Avanzamos en el carro un par de cuadras más hasta dejarlo aparcado en una calle aledaña a la avenida. Al otro lado de ésta estaba el cementerio. Yo abrí la maleta y le indiqué al gato, mediante mimos, que entrara en ella. Así lo hizo. Nos bajamos del carro y caminamos hasta un pequeño parque, con algunos árboles, que quedaba contiguo a la avenida. Desde allí veíamos los muros blancos del cementerio. María, vamos a terminar de cerrar la protección sobre nosotros, acércate y repite conmigo lo que te voy a decir. Las dos nos arrodillamos junto a una banca de concreto y comenzamos a orar. Las personas que pasaban por allí se nos quedaban viendo, pero nadie nos decía nada. Entonces una señora, que parecía ser una vecina del barrio, se nos acercó. Tenía un rosario amarrado a una de sus muñecas y su mirada era dulce, con sus ojos saltones y brillantes. ¿Ustedes están rezando el rosario? Nos preguntó, pero cuando alcé la vista, la mujer se quedó petrificada, mirándome a los ojos y, en ese instante, el gato saltó desde la maleta; corrió hasta el borde de la banca y desde allí bufó con todas sus fuerzas en dirección a la señora, que se asustó al ver al gato tan agresivo. Nosotras continuamos rezando; la señora, a pesar de que el gato parecía querer atacarla, rodeó la banca, intentando acercársenos.

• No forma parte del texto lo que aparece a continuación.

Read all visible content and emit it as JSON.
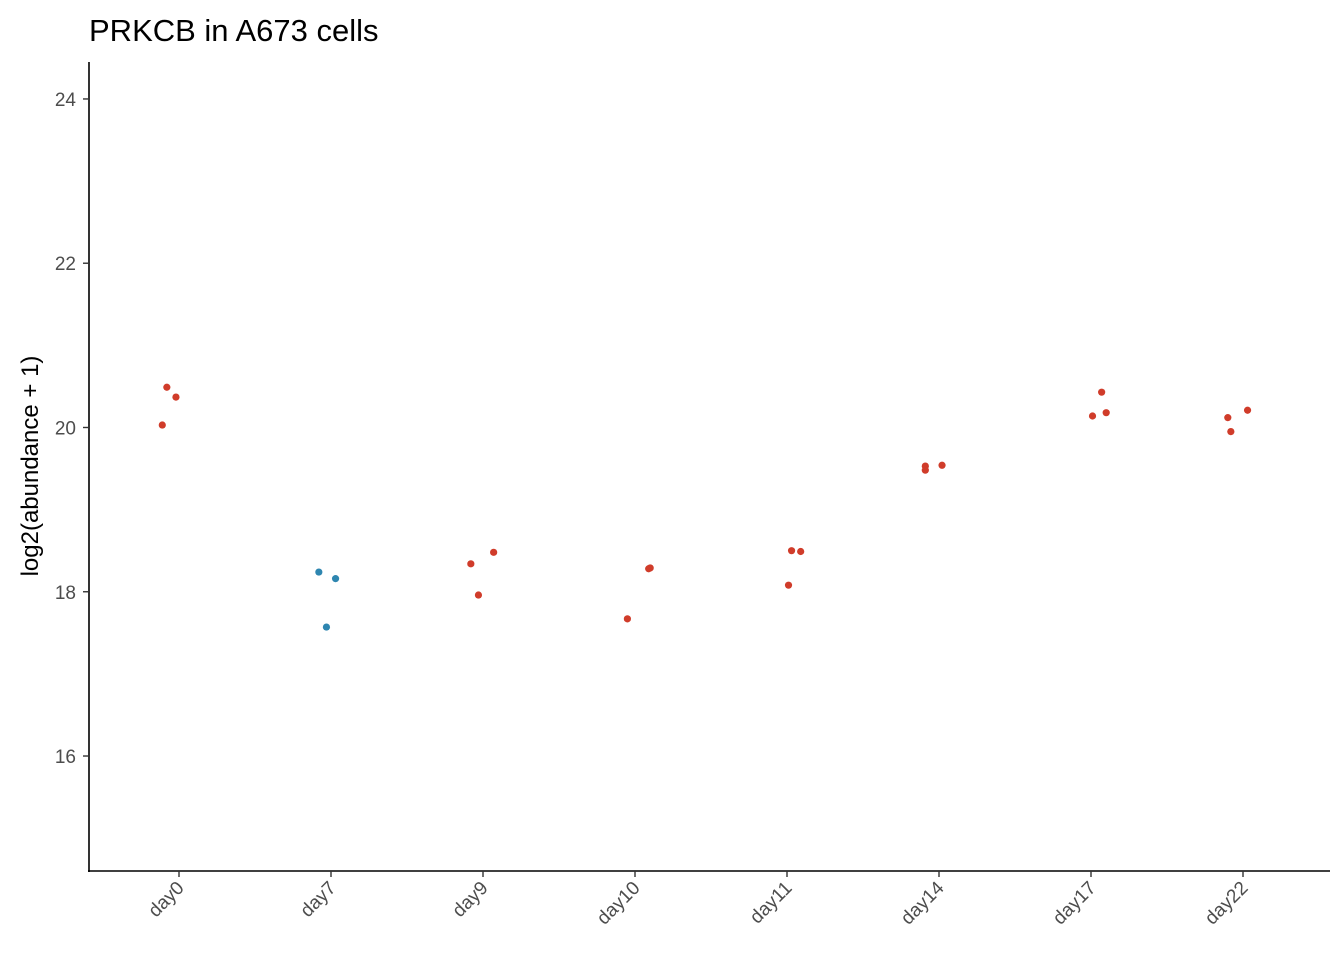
{
  "chart_data": {
    "type": "scatter",
    "title": "PRKCB in A673 cells",
    "xlabel": "",
    "ylabel": "log2(abundance + 1)",
    "categories": [
      "day0",
      "day7",
      "day9",
      "day10",
      "day11",
      "day14",
      "day17",
      "day22"
    ],
    "ylim": [
      14.6,
      24.45
    ],
    "yticks": [
      16,
      18,
      20,
      22,
      24
    ],
    "grid": false,
    "legend": "none",
    "colors": {
      "red_group": "#d03c2a",
      "blue_group": "#2e86b0"
    },
    "series": [
      {
        "color": "#d03c2a",
        "points": [
          {
            "category": "day0",
            "jitter": -0.08,
            "y": 20.49
          },
          {
            "category": "day0",
            "jitter": -0.02,
            "y": 20.37
          },
          {
            "category": "day0",
            "jitter": -0.11,
            "y": 20.03
          },
          {
            "category": "day9",
            "jitter": -0.08,
            "y": 18.34
          },
          {
            "category": "day9",
            "jitter": 0.07,
            "y": 18.48
          },
          {
            "category": "day9",
            "jitter": -0.03,
            "y": 17.96
          },
          {
            "category": "day10",
            "jitter": -0.05,
            "y": 17.67
          },
          {
            "category": "day10",
            "jitter": 0.09,
            "y": 18.28
          },
          {
            "category": "day10",
            "jitter": 0.1,
            "y": 18.29
          },
          {
            "category": "day11",
            "jitter": 0.03,
            "y": 18.5
          },
          {
            "category": "day11",
            "jitter": 0.09,
            "y": 18.49
          },
          {
            "category": "day11",
            "jitter": 0.01,
            "y": 18.08
          },
          {
            "category": "day14",
            "jitter": -0.09,
            "y": 19.53
          },
          {
            "category": "day14",
            "jitter": -0.09,
            "y": 19.48
          },
          {
            "category": "day14",
            "jitter": 0.02,
            "y": 19.54
          },
          {
            "category": "day17",
            "jitter": 0.07,
            "y": 20.43
          },
          {
            "category": "day17",
            "jitter": 0.1,
            "y": 20.18
          },
          {
            "category": "day17",
            "jitter": 0.01,
            "y": 20.14
          },
          {
            "category": "day22",
            "jitter": -0.1,
            "y": 20.12
          },
          {
            "category": "day22",
            "jitter": 0.03,
            "y": 20.21
          },
          {
            "category": "day22",
            "jitter": -0.08,
            "y": 19.95
          }
        ]
      },
      {
        "color": "#2e86b0",
        "points": [
          {
            "category": "day7",
            "jitter": -0.08,
            "y": 18.24
          },
          {
            "category": "day7",
            "jitter": 0.03,
            "y": 18.16
          },
          {
            "category": "day7",
            "jitter": -0.03,
            "y": 17.57
          }
        ]
      }
    ]
  }
}
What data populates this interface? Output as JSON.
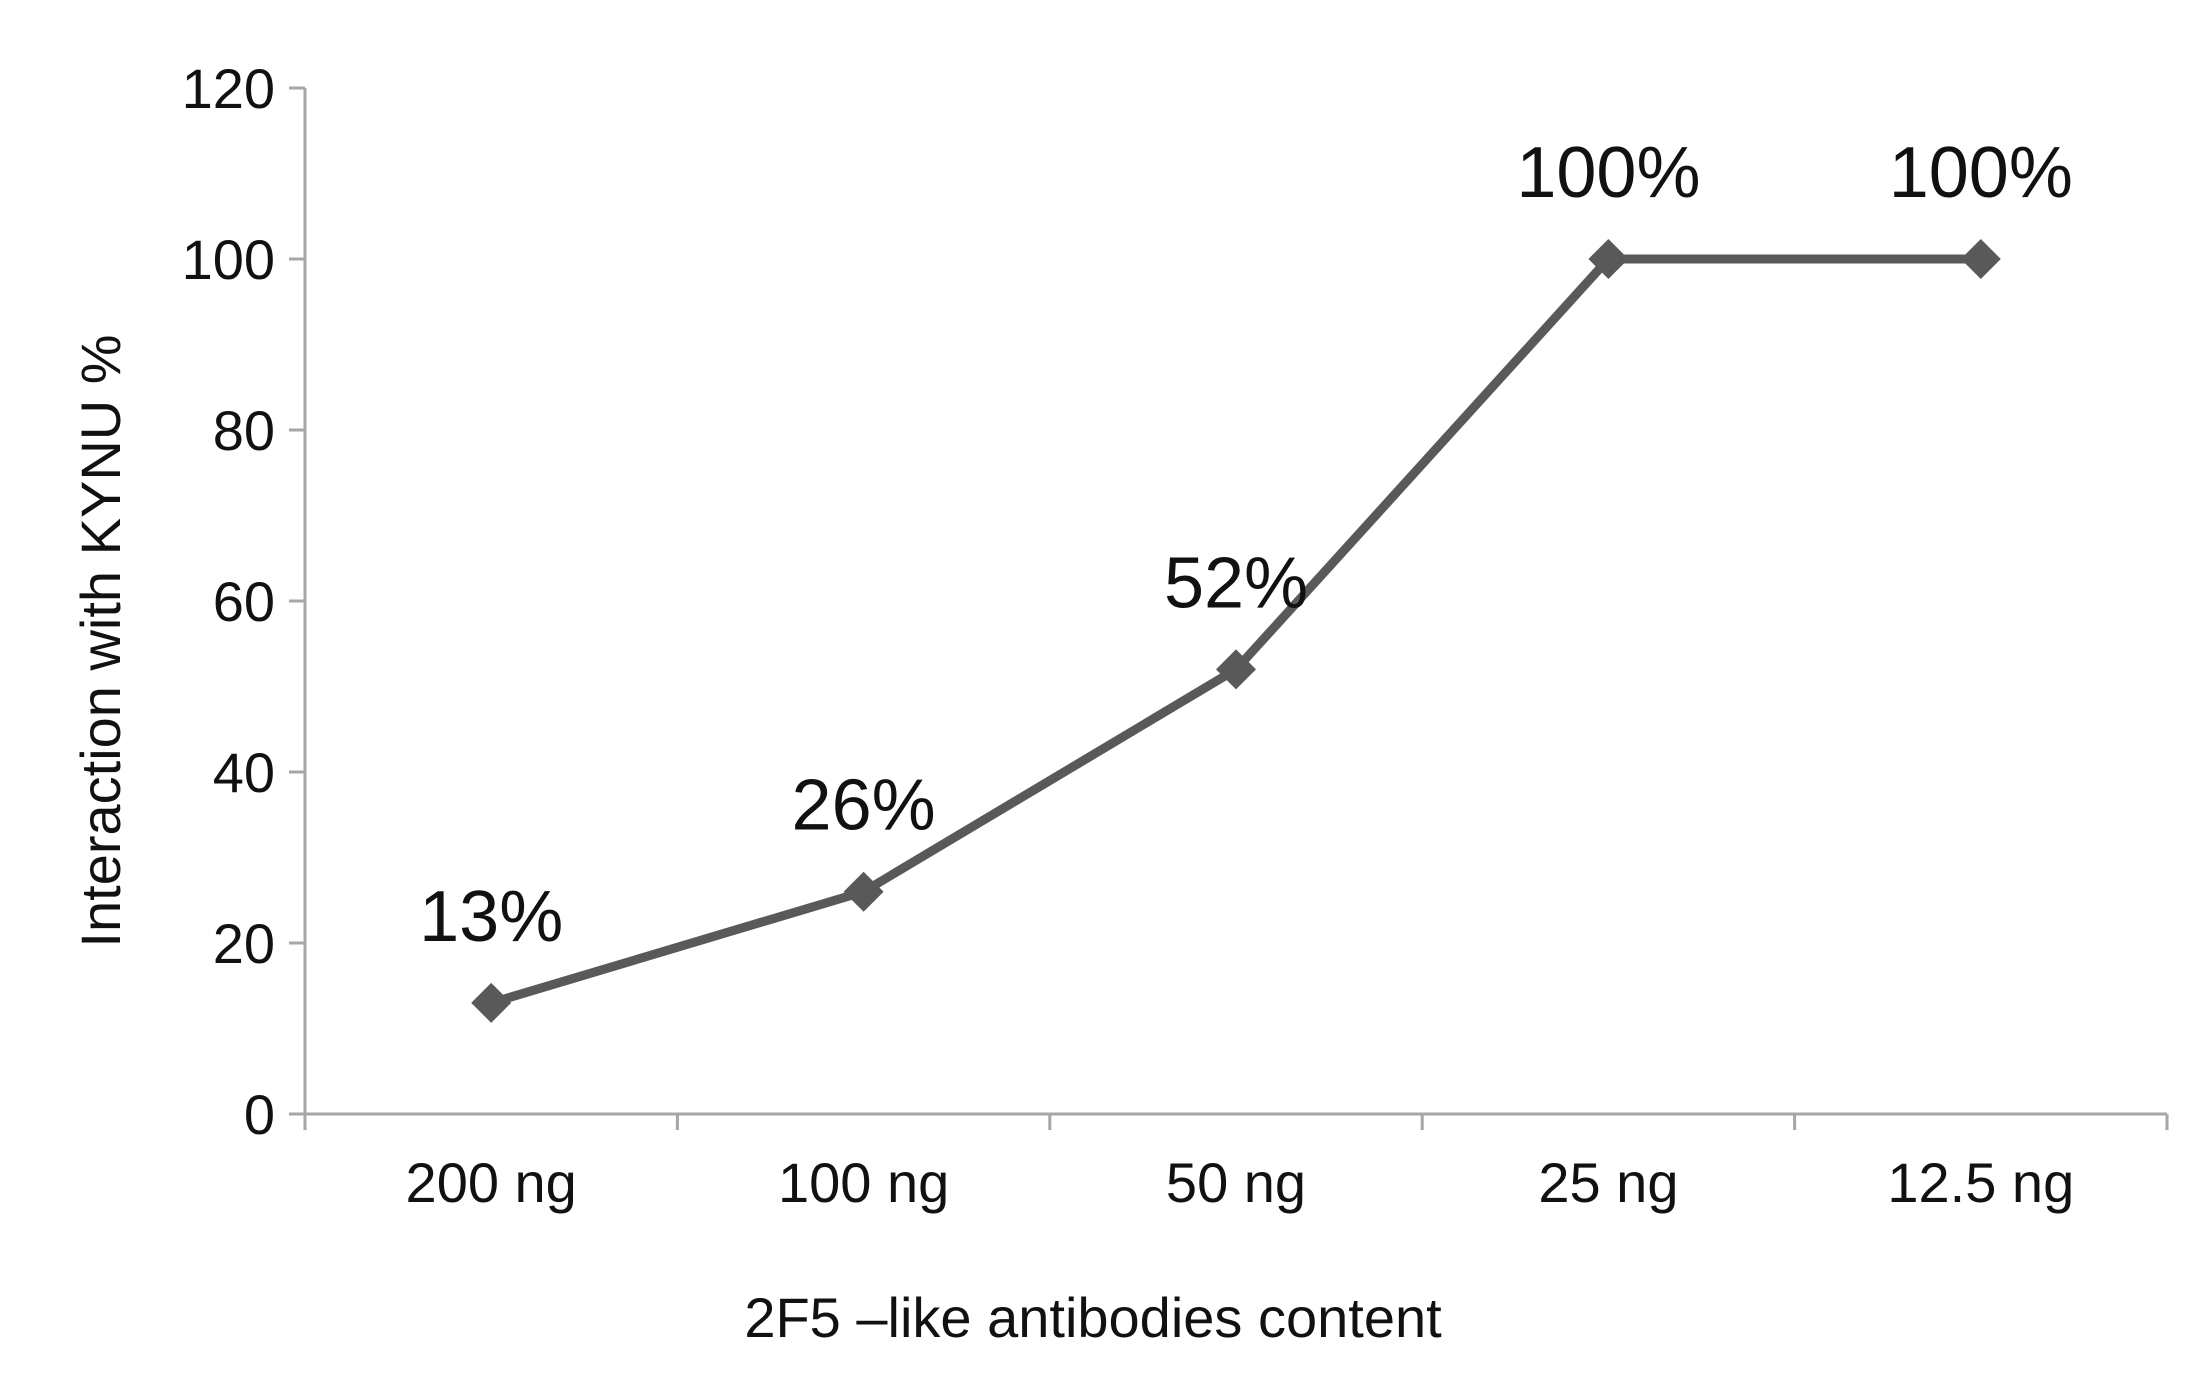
{
  "chart_data": {
    "type": "line",
    "title": "",
    "xlabel": "2F5 –like antibodies content",
    "ylabel": "Interaction with KYNU %",
    "categories": [
      "200 ng",
      "100 ng",
      "50 ng",
      "25 ng",
      "12.5 ng"
    ],
    "series": [
      {
        "name": "Interaction with KYNU",
        "values": [
          13,
          26,
          52,
          100,
          100
        ],
        "data_labels": [
          "13%",
          "26%",
          "52%",
          "100%",
          "100%"
        ],
        "marker": "diamond"
      }
    ],
    "yticks": [
      "0",
      "20",
      "40",
      "60",
      "80",
      "100",
      "120"
    ],
    "ylim": [
      0,
      120
    ],
    "grid": false,
    "legend": "none",
    "colors": {
      "line": "#595959",
      "axis": "#a6a6a6",
      "text": "#111111"
    }
  }
}
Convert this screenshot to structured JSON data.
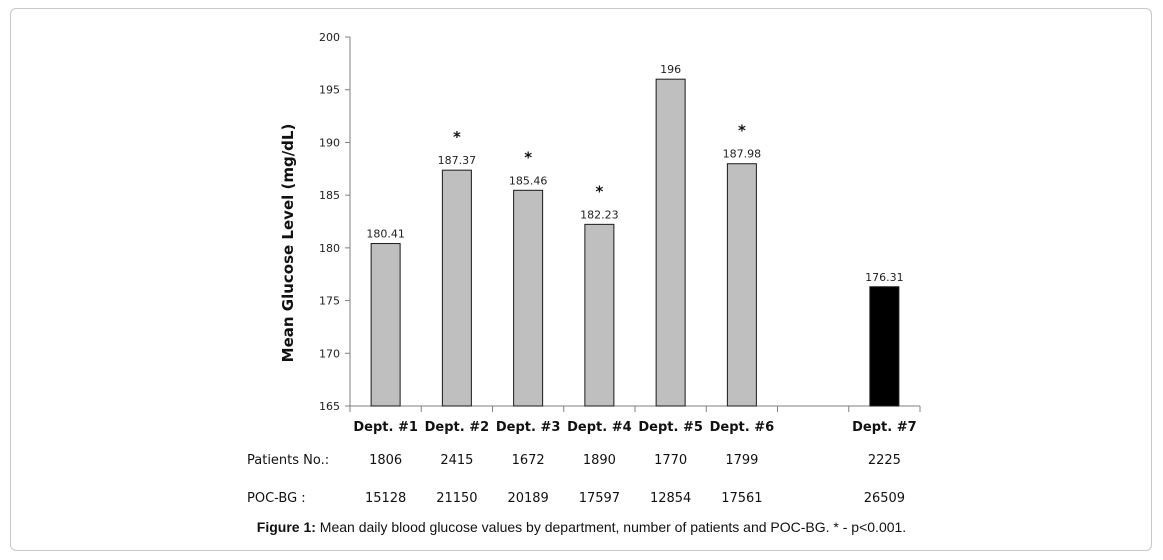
{
  "chart_data": {
    "type": "bar",
    "categories": [
      "Dept. #1",
      "Dept. #2",
      "Dept. #3",
      "Dept. #4",
      "Dept. #5",
      "Dept. #6",
      "",
      "Dept. #7"
    ],
    "values": [
      180.41,
      187.37,
      185.46,
      182.23,
      196,
      187.98,
      null,
      176.31
    ],
    "value_labels": [
      "180.41",
      "187.37",
      "185.46",
      "182.23",
      "196",
      "187.98",
      "",
      "176.31"
    ],
    "significant": [
      false,
      true,
      true,
      true,
      false,
      true,
      false,
      false
    ],
    "significance_marker": "*",
    "bar_colors": [
      "#bfbfbf",
      "#bfbfbf",
      "#bfbfbf",
      "#bfbfbf",
      "#bfbfbf",
      "#bfbfbf",
      "",
      "#000000"
    ],
    "ylabel": "Mean Glucose Level  (mg/dL)",
    "ylim": [
      165,
      200
    ],
    "yticks": [
      165,
      170,
      175,
      180,
      185,
      190,
      195,
      200
    ],
    "grid": false,
    "table_rows": [
      {
        "label": "Patients  No.:",
        "values": [
          "1806",
          "2415",
          "1672",
          "1890",
          "1770",
          "1799",
          "",
          "2225"
        ]
      },
      {
        "label": "POC-BG  :",
        "values": [
          "15128",
          "21150",
          "20189",
          "17597",
          "12854",
          "17561",
          "",
          "26509"
        ]
      }
    ]
  },
  "caption": {
    "prefix": "Figure 1:",
    "text": " Mean daily blood glucose values by department, number of patients and POC-BG.  * - p<0.001."
  }
}
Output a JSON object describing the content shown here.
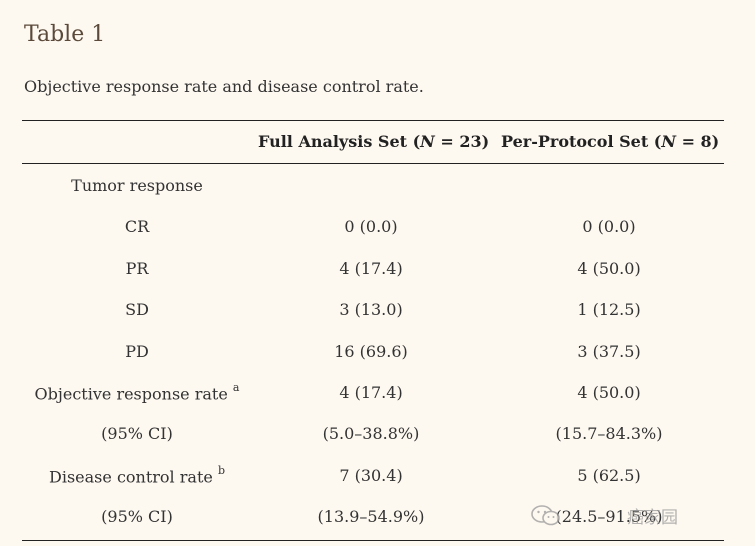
{
  "title": "Table 1",
  "caption": "Objective response rate and disease control rate.",
  "columns": {
    "fas": {
      "prefix": "Full Analysis Set (",
      "var": "N",
      "suffix": " = 23)"
    },
    "pps": {
      "prefix": "Per-Protocol Set (",
      "var": "N",
      "suffix": " = 8)"
    }
  },
  "rows": [
    {
      "label": "Tumor response",
      "sup": "",
      "fas": "",
      "pps": ""
    },
    {
      "label": "CR",
      "sup": "",
      "fas": "0 (0.0)",
      "pps": "0 (0.0)"
    },
    {
      "label": "PR",
      "sup": "",
      "fas": "4 (17.4)",
      "pps": "4 (50.0)"
    },
    {
      "label": "SD",
      "sup": "",
      "fas": "3 (13.0)",
      "pps": "1 (12.5)"
    },
    {
      "label": "PD",
      "sup": "",
      "fas": "16 (69.6)",
      "pps": "3 (37.5)"
    },
    {
      "label": "Objective response rate",
      "sup": "a",
      "fas": "4 (17.4)",
      "pps": "4 (50.0)"
    },
    {
      "label": "(95% CI)",
      "sup": "",
      "fas": "(5.0–38.8%)",
      "pps": "(15.7–84.3%)"
    },
    {
      "label": "Disease control rate",
      "sup": "b",
      "fas": "7 (30.4)",
      "pps": "5 (62.5)"
    },
    {
      "label": "(95% CI)",
      "sup": "",
      "fas": "(13.9–54.9%)",
      "pps": "(24.5–91.5%)"
    }
  ],
  "watermark": {
    "text": "癌家园",
    "icon": "wechat-icon"
  }
}
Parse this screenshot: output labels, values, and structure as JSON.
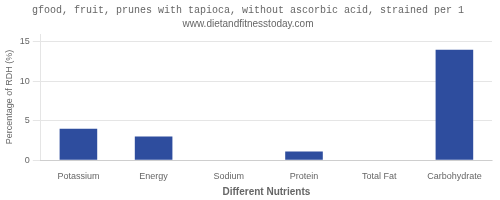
{
  "chart_data": {
    "type": "bar",
    "title": "gfood, fruit, prunes with tapioca, without ascorbic acid, strained per 1",
    "subtitle": "www.dietandfitnesstoday.com",
    "categories": [
      "Potassium",
      "Energy",
      "Sodium",
      "Protein",
      "Total Fat",
      "Carbohydrate"
    ],
    "values": [
      4.0,
      3.0,
      0.0,
      1.1,
      0.0,
      14.0
    ],
    "color": "#2e4d9e",
    "xlabel": "Different Nutrients",
    "ylabel": "Percentage of RDH (%)",
    "ylim": [
      0,
      16
    ],
    "yticks": [
      0,
      5,
      10,
      15
    ],
    "grid": true
  }
}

Al terminar las oraciones María permaneció de rodillas, concentrada en las sensaciones que estaba experimentando, sobre todo de alivio, pues ahora sí se sentía protegida. Yo me puse de pie, de golpe, y me paré delante de la señora. ¿Usted cree que una bruja no va a reconocer a otra? Le grité, y le arranqué el aparente rosario que traía enrollado en la muñeca; las cuentas salieron despedidas por doquier y, conforme tocaban el suelo, se deshacían, como si estuvieran hechas de humo. La mujer se soltó a reír. ¿Y qué va a hacer una culicagada mugrienta como usted, que no sabe nada de la magia? Entonces la mujer alzó las manos y la mirada, como si estuviera llamando algo. María se levantó y se acercó a mí. ¿Qué quiere esta mujer? No sé, pero es una bruja, de eso no tengo dudas. La mujer, con los brazos extendidos al cielo, de pie, comenzó a convulsionar. Vámonos, María, le dije, tomándola de la mano y halándola. El gato corrió tras nosotras. Cuando llegamos al borde de la avenida, sobre la acera, volví a abrir la maleta, para que el gato entrara. Entonces vimos cómo la mujer se deshacía en el aire, como si ella misma también hubiese estado hecha de humo. María, le dije, repite el Padrenuestro en tu mente, sin parar, hasta que te diga que pares; tenemos que cruzar la avenida por ese puente, una vez estemos del otro lado ya no habrá marcha atrás. María, con su rostro pálido mostrando un gesto de determinación, asintió, y me tomó de una mano. Yo me tercié la maleta, al hombro, y entonces me puse en paz con Dios, con el mundo y conmigo misma.

Mientras caminábamos hacia el puente, en el cielo se iba haciendo más claro un clamor; desde lo alto llegaba un murmullo, como un coro de voces, ¿eran las voces de los ángeles de Dios? O tal vez era el aleteo de alas demoníacas, cuyas gargantas estarían regodeándose en sus blasfemias.